You are using ARCCONF to monitor Adaptec Controller on your ESXi server and you start to receive one or more of following errors in ESXi:
- The VMRC console has disconnected…attempting to reconnect
- unable to connect to the MKS: a general error occurred: internal error
- ESXi logs have RAM disk is full errors.
- vdf -h command in SSH show’s ram disk root as 99%-100% used:
Ramdisk Size Used Available Use% Mounted on root 32M 32M 0M 100% -- etc 28M 280K 27M 0% -- tmp 192M 112K 191M 0% -- hostdstats 249M 4M 244M 2% --
When querying ARCCONF GETCONFIG a log file /var/log/arcconf.log is created on the ESXi server.
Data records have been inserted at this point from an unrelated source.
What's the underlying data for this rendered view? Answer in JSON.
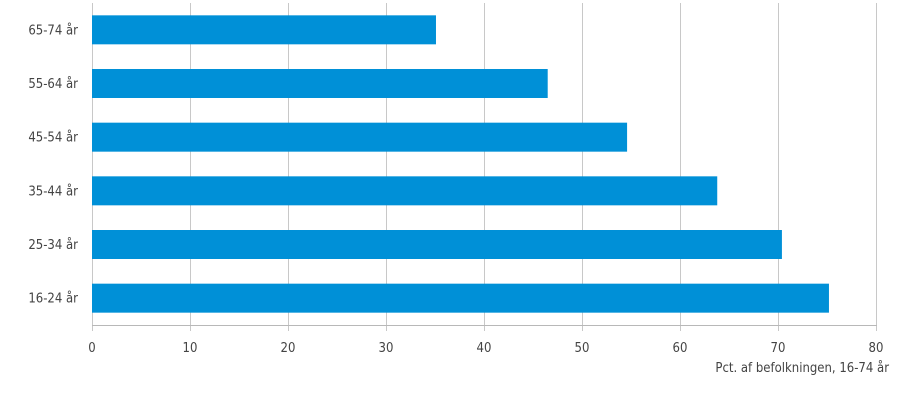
{
  "chart_data": {
    "type": "bar",
    "orientation": "horizontal",
    "categories": [
      "65-74 år",
      "55-64 år",
      "45-54 år",
      "35-44 år",
      "25-34 år",
      "16-24 år"
    ],
    "values": [
      35.1,
      46.5,
      54.6,
      63.8,
      70.4,
      75.2
    ],
    "xlabel": "Pct. af befolkningen, 16-74 år",
    "xlim": [
      0,
      80
    ],
    "xticks": [
      0,
      10,
      20,
      30,
      40,
      50,
      60,
      70,
      80
    ],
    "grid": "vertical",
    "legend": "none",
    "bar_color": "#0090d7"
  }
}
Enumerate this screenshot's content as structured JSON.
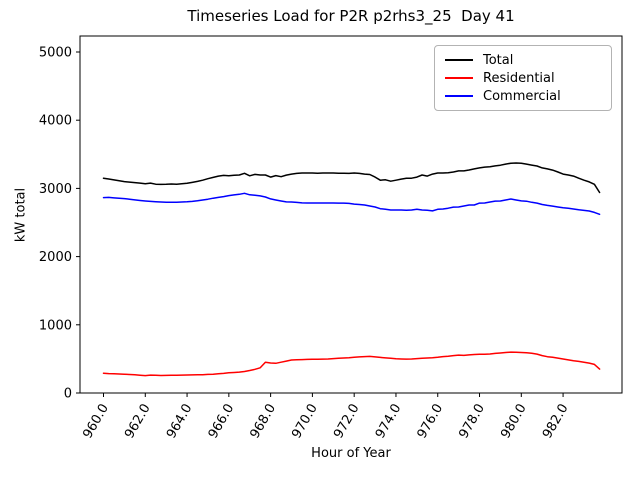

This log file is always appended and never cleaned by the driver.
RAM disk default size is 32Mb. The speed at which the RAM disk becomes full depends on the monitoring intervals and the actual config of the controller. In our previous configuration, it took 60 days to fill up the disk. As our monitoring became more complex and with shorter intervals, it took 7 days. Keep in mind that the log is deleted if the server restarts. So, depending on circumstances, you may never notice the bug.
There is no known official fix as of 02-Oct-2013.
The workaround is to clean the arcconf.log manually or using cron job. We use a cron job that cleans arcconf.log every two minutes.
*/2 * * * * /bin/echo > /var/log/arcconf.log
For the cron to be persistent across reboots, add following lines to the /etc/rc.local.d/local.sh
/bin/kill $(cat /var/run/crond.pid) /bin/echo "*/2 * * * * /bin/echo > /var/log/arcconf.log" >> /var/spool/cron/crontabs/root /usr/lib/vmware/busybox/bin/busybox crond
First line kills crond, second adds our ECHO command and third restarts crond.
UPD 18-10-2013: fixed typo in the crond schedule.
UPD 7-07-2014: fixed another typo in the crond schedule description.